Weatherwatcher1 wrote:seahawk wrote:Have you looked at the predictions? More and more analysts expect air travel to not return to a normal state before 2022 and demand to not reach 2019 levels again before 2024-2027 and that only if there are no additional negative factors and if the virus is of no concern for the customers at the end of 2021. Which means a working vaccine would have to be applied world wide. New airliners are not needed at the moment. Corona was Black Swan event way worse than 9-11 and the financial crisis combined.
I think you are right. If airlines aren’t growing, they don’t need more planes, so they won’t buy new planes. They can use the airplanes that they have and retire the older or less efficient planes. I don’t see airlines buying new planes when the price on used airplanes is collapsing.
Research and development is paid for from profit. The doom and gloom crowd can say the ship is sailing and the end is near. Fortunately Boeing has military and space programs to keep them afloat. Those are the programs likely to want new products and thus money will probably go there.
I have my doubts that Airbus will debt fund development that will put Boeing too far behind. Boeing already leads widebodies. Airbus is working on stabilizing their production since the A220 is losing money (source: https://www.washingtonpost.com/business ... story.html) , A321neo production is way behind schedule, and the A321XLR is still 3 years away. In general Airbus isn’t in a good financial position to launch a new airplane either after losing more money in 2019 than Boeing did, so Boeing taking time to see how the market changes probably makes sense. Airline consolidations could change what the next plane looks like.

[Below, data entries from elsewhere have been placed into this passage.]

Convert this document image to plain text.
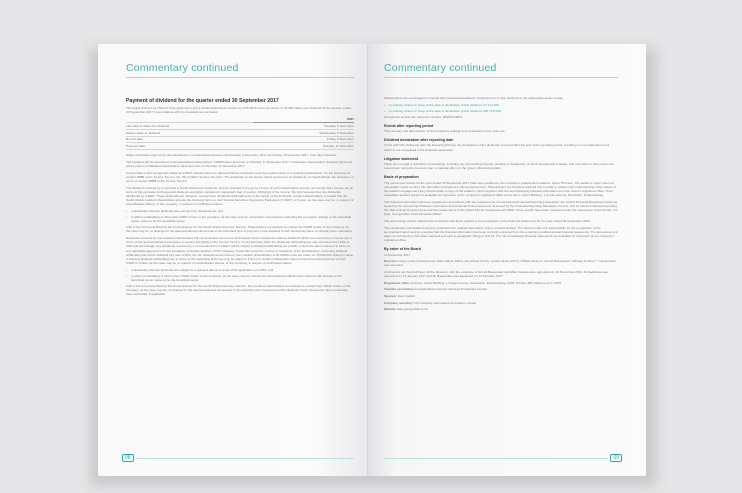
Commentary continued
Payment of dividend for the quarter ended 30 September 2017
The board of directors ("Board") has approved a gross dividend (dividend number 4) of 25.2870 cents per share on 78,000 shares per dividend for the quarter ended 30 September 2017 in accordance with the timetable set out below:
	2017
Last date to trade cum dividend	Tuesday, 5 December
Shares trade ex dividend	Wednesday, 6 December
Record date	Friday, 8 December
Payment date	Monday, 11 December
Share certificates may not be dematerialised or rematerialised between Wednesday, 6 December 2017 and Friday, 8 December 2017, both days inclusive.
The dividend will be transferred to dematerialised shareholders' CSDP/broker accounts on Monday, 11 December 2017. Certificated shareholders' dividend payments will be paid to certificated shareholders' bank accounts on Monday, 11 December 2017.
In accordance with Gemgrowth status as a REIT, shareholders are advised that the dividends meet the requirements of a "qualifying distribution" for the purposes of section 25BB of the Income Tax Act, No. 58 of 1962 ("Income Tax Act"). The dividends on the shares will be deemed to be dividends, for South African tax purposes, in terms of section 25BB of the Income Tax Act.
The dividend received by or accrued to South African tax residents must be included in the gross income of such shareholders and are not exempt from income tax (in terms of the exclusion to the general dividend exemption contained in paragraph (aa) of section 10(1)(k)(i) of the Income Tax Act) because they are dividends distributed by a REIT. These dividends are, however, exempt from dividends withholding tax in the hands of South African resident shareholders, provided that the South African resident shareholders provide the following forms to their Central Securities Depository Participant ("CSDP") or broker, as the case may be, in respect of uncertificated shares, or the company, in respect of certificated shares:
• a declaration that the dividends are exempt from dividends tax; and
• a written undertaking to inform the CSDP, broker or the company, as the case may be, should the circumstances affecting the exemption change or the beneficial owner cease to be the beneficial owner.
both in the form prescribed by the Commissioner for the South African Revenue Service. Shareholders are advised to contact the CSDP, broker or the company, as the case may be, to arrange for the abovementioned documents to be submitted prior to payment of the dividend if such documents have not already been submitted.
Dividends received by non-resident shareholders will not be taxable as income and instead will be treated as ordinary dividends which are exempt from income tax in terms of the general dividend exemption in section 10(1)(k)(i) of the Income Tax Act. On 22 February 2017 the dividends withholding tax rate increased from 15% to 20% and accordingly, any dividends received by a non-resident from a REIT will be subject to dividend withholding tax at 20%, unless the rate is reduced in terms of any applicable agreement for the avoidance of double taxation ("DTA") between South Africa and the country of residence of the shareholders. Assuming dividend withholding tax will be withheld at a rate of 20%, the net dividend amount due to non-resident shareholders is 20.22960 cents per share on 78,000,000 shares in issue. A reduced dividend withholding rate in terms of the applicable DTA may only be relied on if the non-resident shareholder has provided the following forms to their CSDP or broker, as the case may be, in respect of uncertificated shares, or the company, in respect of certificated shares:
• a declaration that the dividends are subject to a reduced rate as a result of the application of a DTA; and
• a written undertaking to inform their CSDP, broker or the company, as the case may be, should the circumstances affecting the reduced rate change or the beneficial owner cease to be the beneficial owner.
both in the form prescribed by the Commissioner for the South African Revenue Service. Non-resident shareholders are advised to contact their CSDP, broker or the company, as the case may be, to arrange for the abovementioned documents to be submitted prior to payment of the dividend if such documents have not already been submitted, if applicable.
08
Commentary continued
Shareholders are encouraged to consult their professional advisers should they be in any doubt as to the appropriate action to take.
• In ordinary shares in issue at the date of declaration of this dividend: 47 212 203.
• In ordinary shares in issue at the date of declaration of this dividend: 680 710 638.
Gemgrowth income tax reference number: 9096721/9871
Events after reporting period
The company will take transfer of the properties relating to its acquisitions post year-end.
Dividend declaration after reporting date
In line with IAS 10 Events after the Reporting Period, the declaration of the dividends occurred after the end of the reporting period, resulting in a non-adjusting event which is not recognised in the financial statements.
Litigation statement
There are no legal or arbitration proceedings, including any proceedings that are pending or threatened, of which Gemgrowth is aware, that may have or have had in the recent past, being the previous year, a material effect on the group's financial position.
Basis of preparation
The condensed results for the year ended 30 September 2017 have been audited by the company's independent auditors, Grant Thornton. The auditor's report does not necessarily report on all of the information contained in this announcement. Shareholders are therefore advised that in order to obtain a full understanding of the nature of the auditor's engagement they should obtain a copy of the auditor's report together with the accompanying financial information from the issuer's registered office. Their unqualified audited opinion is available for inspection at the company's registered office at 3rd Floor, Upper Building, 1 Ocean Avenue, Rosebank, Johannesburg.
The financial information has been prepared in accordance with the requirements of International Financial Reporting Standards, the SAICA Financial Reporting Guides as issued by the Accounting Practices Committee and Financial Pronouncements as issued by the Financial Reporting Standards Council, IAS 34 Interim Financial Reporting, the JSE Listings Requirements and the requirements of the South African Companies Act 2008. These results have been prepared under the supervision of EJ Verster, CA (SA), Gemgrowth's Chief Financial Officer.
The accounting policies adopted are consistent with those applied in the preparation of the financial statements for the year ended 30 September 2016.
The condensed consolidated report is extracted from audited information, but is not itself audited. The directors take full responsibility for the preparation of the summarised report and for ensuring that the financial information has been correctly extracted from the underlying audited annual financial statements. The announcement does not include the information required pursuant to paragraph 16A(j) of IAS 34. The full consolidated financial statements are available for inspection at the company's registered office.
By order of the Board
13 November 2017
Directors Greg Lundie (Chairperson), Mark Kalvin (CEO), Alon Kirkel (COO), Jerald Landis (CFO), Clifford Abrams*, Arnold Basserdaw*, Michael Fichtner* * independent non-executive
All directors are South African. All the directors, with the exception of Arnold Basserdaw and Mark Kapaas were appointed on 20 December 2016. All Kadarowa was appointed on 13 January 2017 and Mr Basserdaw was appointed on 14 February 2017.
Registered office 3rd Floor, Upper Building, 1 Ocean Avenue, Rosebank, Johannesburg, 2196, PO Box 885, Melrose Arch, 2076
Transfer secretaries Computershare Investor Services Proprietary Limited
Sponsor Java Capital
Company secretary CIS Company Secretaries Proprietary Limited
Website www.gemgrowth.co.za
09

I would not say gloom and doom, I would say uncertainty. the simple problem is that nobody knows when demand will pick-up again, how fast it will pick-up again and also how the demand will look. With cooperations investing serious amount of money into teleconferencing and their IT infrastructure to reduce the need to travel, it is more than likely that they will try to make use of that infrastructure after the virus crisis, so we can easily see less business demand. If countries make travelling harder (say VISAs and an up-to-date and negative Corona test result for entry) we would see even less travel and many regions might be fighting the virus a lot longer than others. Airlines will struggle for the next years and i can not really see any appetite to become the launch customer for a new plane that would be aiming at filling a gap, a gap airlines are widening in their fleets at the moment with early retirements of 757s and 767s.